Thursday, September 18, 2014

About pasta and fast food

We don't see many outlets proposing fast pasta dishes around where we live. Restaurants are different. I'm talking about fast food outlets. The other day, we were at a food court, stuffing our face with some great belgian waffles topped with cream and ice cream, with a very hot coffee (sigh!) and we were having a look around us, at the other food outlets. There used to be an outlet selling pasta in this food court. The place did not live long. I had once tried their pasta. If I remember well, it was on one of our various Top Gear nights and I wanted to eat pasta. Pasta goes well with just about any occasion; deal with it. And so, before embarking on our Top Gear night, we went to that place and I ordered a tagliatelle with red sauce and chicken. It was OK. The sauce was creamy when hot and it beautifully tangled with the tagliatelle to give it just the right amount of slip. And then things got cold. I ended up with a sticky, dry tagliatelle with some residue of red sauce on it and some chicken. Everything fell apart. It's like the sauce and chicken and tagliatelle were in a beautiful relationship at first, when things were hot and then suddenly everyone has decided to go their way. The tagliatelle had absorbed the life out of the sauce and the chicken was playing solo. Well, that's how I felt anyway. Am I too passionate about pasta?

So yes, coming back to our issue. Why is it so hard to deliver good pasta dishes when you're a fast food outlet?

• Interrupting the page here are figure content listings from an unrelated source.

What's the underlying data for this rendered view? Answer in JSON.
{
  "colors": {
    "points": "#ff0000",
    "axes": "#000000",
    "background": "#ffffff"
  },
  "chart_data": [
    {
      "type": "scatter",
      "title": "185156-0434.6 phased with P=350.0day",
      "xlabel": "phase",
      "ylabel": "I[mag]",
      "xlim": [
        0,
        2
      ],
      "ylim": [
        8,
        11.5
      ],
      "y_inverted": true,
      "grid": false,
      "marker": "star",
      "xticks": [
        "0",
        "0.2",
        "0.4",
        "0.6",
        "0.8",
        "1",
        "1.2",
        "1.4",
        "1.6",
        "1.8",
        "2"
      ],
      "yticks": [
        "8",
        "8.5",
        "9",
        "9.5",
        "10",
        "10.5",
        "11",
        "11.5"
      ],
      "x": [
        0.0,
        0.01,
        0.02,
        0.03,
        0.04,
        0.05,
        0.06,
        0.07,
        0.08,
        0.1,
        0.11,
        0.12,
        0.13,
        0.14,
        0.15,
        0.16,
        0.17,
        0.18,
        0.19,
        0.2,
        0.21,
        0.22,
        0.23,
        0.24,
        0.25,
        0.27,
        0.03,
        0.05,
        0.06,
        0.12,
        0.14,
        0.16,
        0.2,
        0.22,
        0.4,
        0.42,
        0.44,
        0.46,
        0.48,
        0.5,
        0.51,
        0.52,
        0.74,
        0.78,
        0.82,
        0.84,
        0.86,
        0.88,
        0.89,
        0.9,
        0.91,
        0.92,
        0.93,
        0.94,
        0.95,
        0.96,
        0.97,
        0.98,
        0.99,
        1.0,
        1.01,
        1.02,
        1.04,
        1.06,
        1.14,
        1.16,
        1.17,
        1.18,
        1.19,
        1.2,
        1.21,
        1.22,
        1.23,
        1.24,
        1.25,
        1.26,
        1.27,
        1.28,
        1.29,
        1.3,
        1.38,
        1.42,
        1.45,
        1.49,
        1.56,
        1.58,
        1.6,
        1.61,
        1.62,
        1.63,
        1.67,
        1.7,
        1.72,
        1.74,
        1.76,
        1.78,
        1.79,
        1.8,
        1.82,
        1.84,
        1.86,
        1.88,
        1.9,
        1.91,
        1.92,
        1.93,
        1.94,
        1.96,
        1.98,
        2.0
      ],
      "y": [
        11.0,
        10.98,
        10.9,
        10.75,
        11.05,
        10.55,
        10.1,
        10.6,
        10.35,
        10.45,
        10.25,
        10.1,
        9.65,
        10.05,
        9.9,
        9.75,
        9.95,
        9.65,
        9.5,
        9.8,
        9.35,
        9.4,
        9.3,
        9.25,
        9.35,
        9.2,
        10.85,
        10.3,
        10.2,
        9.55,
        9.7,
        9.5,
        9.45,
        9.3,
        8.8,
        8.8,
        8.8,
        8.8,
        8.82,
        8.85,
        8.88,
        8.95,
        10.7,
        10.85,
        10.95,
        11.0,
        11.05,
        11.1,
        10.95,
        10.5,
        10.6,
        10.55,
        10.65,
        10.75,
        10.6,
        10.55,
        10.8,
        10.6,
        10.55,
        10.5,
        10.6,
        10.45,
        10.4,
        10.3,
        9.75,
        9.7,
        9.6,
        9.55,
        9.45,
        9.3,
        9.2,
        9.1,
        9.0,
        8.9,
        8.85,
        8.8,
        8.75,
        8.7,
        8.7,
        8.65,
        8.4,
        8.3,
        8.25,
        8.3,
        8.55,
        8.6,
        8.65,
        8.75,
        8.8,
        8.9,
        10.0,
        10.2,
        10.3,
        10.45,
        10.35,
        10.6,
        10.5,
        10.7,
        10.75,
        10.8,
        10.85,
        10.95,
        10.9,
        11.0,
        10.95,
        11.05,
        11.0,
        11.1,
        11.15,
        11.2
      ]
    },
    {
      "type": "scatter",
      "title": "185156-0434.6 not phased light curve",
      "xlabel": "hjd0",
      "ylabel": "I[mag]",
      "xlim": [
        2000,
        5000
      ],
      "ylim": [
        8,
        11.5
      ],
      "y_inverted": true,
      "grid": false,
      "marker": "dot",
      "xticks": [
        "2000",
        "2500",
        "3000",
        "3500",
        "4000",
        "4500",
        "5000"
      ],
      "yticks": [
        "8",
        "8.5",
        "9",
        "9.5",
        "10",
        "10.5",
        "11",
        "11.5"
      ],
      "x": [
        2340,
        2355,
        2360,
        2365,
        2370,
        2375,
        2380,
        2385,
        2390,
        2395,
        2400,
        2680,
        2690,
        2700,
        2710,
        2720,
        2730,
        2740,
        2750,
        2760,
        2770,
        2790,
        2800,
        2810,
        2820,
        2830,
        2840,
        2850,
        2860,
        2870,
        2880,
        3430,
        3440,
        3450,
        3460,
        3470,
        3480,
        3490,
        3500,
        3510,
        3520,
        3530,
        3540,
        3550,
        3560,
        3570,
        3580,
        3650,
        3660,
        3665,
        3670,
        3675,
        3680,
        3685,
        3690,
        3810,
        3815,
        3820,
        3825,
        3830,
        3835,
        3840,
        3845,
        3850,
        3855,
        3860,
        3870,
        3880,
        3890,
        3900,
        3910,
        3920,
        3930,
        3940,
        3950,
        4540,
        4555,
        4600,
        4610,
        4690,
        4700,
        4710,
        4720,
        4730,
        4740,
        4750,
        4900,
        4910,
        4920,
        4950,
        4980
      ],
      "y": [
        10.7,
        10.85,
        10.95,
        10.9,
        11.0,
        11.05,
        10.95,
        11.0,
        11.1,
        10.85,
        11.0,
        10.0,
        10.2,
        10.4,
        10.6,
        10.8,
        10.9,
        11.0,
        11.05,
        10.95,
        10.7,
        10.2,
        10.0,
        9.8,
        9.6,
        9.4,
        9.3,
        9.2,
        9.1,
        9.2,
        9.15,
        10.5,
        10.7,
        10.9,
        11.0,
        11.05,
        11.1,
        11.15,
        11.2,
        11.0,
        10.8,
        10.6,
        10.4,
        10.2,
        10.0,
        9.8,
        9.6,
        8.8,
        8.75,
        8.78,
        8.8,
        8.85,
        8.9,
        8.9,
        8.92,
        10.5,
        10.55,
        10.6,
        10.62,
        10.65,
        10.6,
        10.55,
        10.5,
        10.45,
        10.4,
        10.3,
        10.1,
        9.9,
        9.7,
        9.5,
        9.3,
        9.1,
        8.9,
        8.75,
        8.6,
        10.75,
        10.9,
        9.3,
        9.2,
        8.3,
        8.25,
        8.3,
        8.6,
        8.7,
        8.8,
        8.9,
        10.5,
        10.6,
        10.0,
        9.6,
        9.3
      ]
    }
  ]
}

If you are one of those people who often make pasta dishes (and I know you are) you would know that making pasta is a very time-compelling task. You might look cozy doing it but in your head you are not. You are thinking about the exact moment to put your pasta to boil and how much time to cook your sauce so that the sauce is ready at the exact time when your pasta is boiled al dente so that you can blend the two together and create a miracle. You have to think about your family, you have to start shrieking at them to get ready to eat, to come and fetch their plate. To eat that damn pasta as if it were a nuclear time bomb. But in fact it is a nuclear time bomb. A very vicious one at it. If your sauce is not liquid enough, it would absorb that darn thing in less time that it takes to say "bon appetit".

Now let's transpose this situation to a fast food outlet. You see where the problem lies? Add to that the fact that customers will wander around and come fetch their food much much later after it was prepared. You can't just compel your customers to eat their pasta right away. Appropriate containers to hold the sauce are sparse. You might serve the sauce and pasta separately but both elements would cool much faster - a larger volume takes less time to cool. Pre-boiled pasta is a crime against Italy. You might bank on pasta salads solely. But really, who would like to eat pasta salad so much? Am I biased here? Think about the unctuous velvety texture of some tomato sauce and cream on a fresh boiled pasta and this served hot with a touch of basil and some parmesan. Heaven.

So yeah, if you are looking for a good pasta, either make it at home or go to a good restaurant.